Douée au plan artistique et littéraire, relationnel et spirituel, Marie de l’Incarnation nous émerveille par un parcours de vie exceptionnel, dont la ligne directrice est ce Dieu qu’elle aime éperdument.

Marie de l’Incarnation, femme et missionnaire

Qui est Marie de l’Incarnation Guyart ? Première religieuse missionnaire en Amérique du Nord et mystique exceptionnelle : pour Bossuet, « la Thérèse du Nouveau Monde », pour les Québécois, « la Mère de l’Eglise Canadienne » dont la statue orne la façade du Parlement au Québec C’est une femme remarquablement douée au plan humain et spirituel, dont la vie nous interpelle aujourd’hui, au 21ième siècle. Pour la comprendre, nous proposons deux volets : Marie de l’Incarnation, femme et missionnaire.

I. La femme

Marie Guyart naît le 28 octobre 1599, l’année même où l’on découvre le Canada. Elle est la 4ième de 7 enfants. Son père, Florent Guyart, est maître-boulanger, homme de foi, connu pour sa probité et ses dons de pacificateur, si bien que « ceux qui le connaissaient en faisaient volontiers l’arbitre de leurs différends. » (Martin, Vie, p. 4) Sa mère, Jeanne Michelet, était « issue de la noble et ancienne famille des Babou » de la Bourdaisière (id.) et comptait comme illustre ancêtre Saint François de Paule. Madame Guyart marqua profondément la fillette qui relate, « Je me souviens que notre défunte mère, lorsqu’elle était seule dans son trafic, prenait avantage de ce loisir pour faire des oraisons très affectives. Je l’entendais dans ces moments parler à Notre-Seigneur de ses enfants et de toutes ses petites nécessités… Vous ne croiriez pas combien cela a fait impression dans mon esprit. » (Dom Jamet IV, 16).
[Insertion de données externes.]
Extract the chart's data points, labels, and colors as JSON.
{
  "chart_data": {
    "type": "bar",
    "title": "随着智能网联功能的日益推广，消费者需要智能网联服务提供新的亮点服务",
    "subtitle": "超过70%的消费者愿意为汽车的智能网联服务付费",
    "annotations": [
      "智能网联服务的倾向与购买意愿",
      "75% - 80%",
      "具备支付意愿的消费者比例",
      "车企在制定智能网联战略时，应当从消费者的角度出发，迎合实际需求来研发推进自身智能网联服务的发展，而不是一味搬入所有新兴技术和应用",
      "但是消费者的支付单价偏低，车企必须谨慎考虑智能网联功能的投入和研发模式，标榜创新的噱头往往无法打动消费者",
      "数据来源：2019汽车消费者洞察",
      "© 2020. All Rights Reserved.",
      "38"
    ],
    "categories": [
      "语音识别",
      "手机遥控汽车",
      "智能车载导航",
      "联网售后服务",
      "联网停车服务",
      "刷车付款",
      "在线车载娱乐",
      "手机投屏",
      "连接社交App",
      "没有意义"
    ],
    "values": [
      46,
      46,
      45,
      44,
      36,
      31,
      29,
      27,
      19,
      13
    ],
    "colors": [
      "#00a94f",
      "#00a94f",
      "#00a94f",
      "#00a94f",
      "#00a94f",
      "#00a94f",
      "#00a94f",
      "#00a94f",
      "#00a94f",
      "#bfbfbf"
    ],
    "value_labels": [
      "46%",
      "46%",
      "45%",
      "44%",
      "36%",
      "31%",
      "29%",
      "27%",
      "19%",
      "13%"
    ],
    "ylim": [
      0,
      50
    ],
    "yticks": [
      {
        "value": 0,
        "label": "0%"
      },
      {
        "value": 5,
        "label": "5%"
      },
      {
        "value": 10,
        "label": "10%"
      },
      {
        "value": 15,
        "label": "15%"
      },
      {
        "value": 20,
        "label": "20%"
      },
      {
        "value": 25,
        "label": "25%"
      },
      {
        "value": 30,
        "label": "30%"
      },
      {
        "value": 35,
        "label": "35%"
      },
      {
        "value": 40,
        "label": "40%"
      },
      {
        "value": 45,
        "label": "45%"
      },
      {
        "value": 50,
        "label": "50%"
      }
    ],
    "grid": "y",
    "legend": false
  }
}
L’enfant est pieuse, avec un penchant pour les cérémonies d’Eglise et pour les pauvres, surtout après son songe de 7 ans, où elle voit Jésus venir à elle. Elle est enjouée aussi, si bien qu’à l’âge de 15 ans, lorsqu’elle dévoile à sa mère son désir de vie consacrée, Madame Guyart ne la prend pas au sérieux, pensant que sa fille aimait beaucoup trop rire et s’amuser pour devenir religieuse. Marie acquiesce et par obéissance à ses parents, consent à épouser, à l’âge de 17 ans, Claude Martin, maître-ouvrier en soie. Le couple est heureux. Marie, à 19 ans, donne naissance à un fils, Claude.

La piété de Marie se développe et devient communicative : Elle s’occupe de la formation chrétienne des ouvriers et apprentis qui travaillent à l’entreprise familiale. Cependant, son bonheur est de courte durée : son fils n’a que six mois lorsque Claude meurt à une époque difficile pour la ville de Tours, boycottée par les marchands de Lyon, jaloux de la concurrence des artisans en soie.

Marie fait face avec courage à un commerce en faillite, criblé de dettes. Elle arrive à payer les procès intentés contre elle et à dédommager tous les créanciers en vendant l’outillage et le stock des marchandises. A l’âge de 21 ans, c’est en se rendant à ses affaires, un 24 mars 1620, qu’elle est subitement arrêtée par une vision du Sang du Christ, qui la marque pour la vie et la transforme, de son propre aveu « en une nouvelle créature ».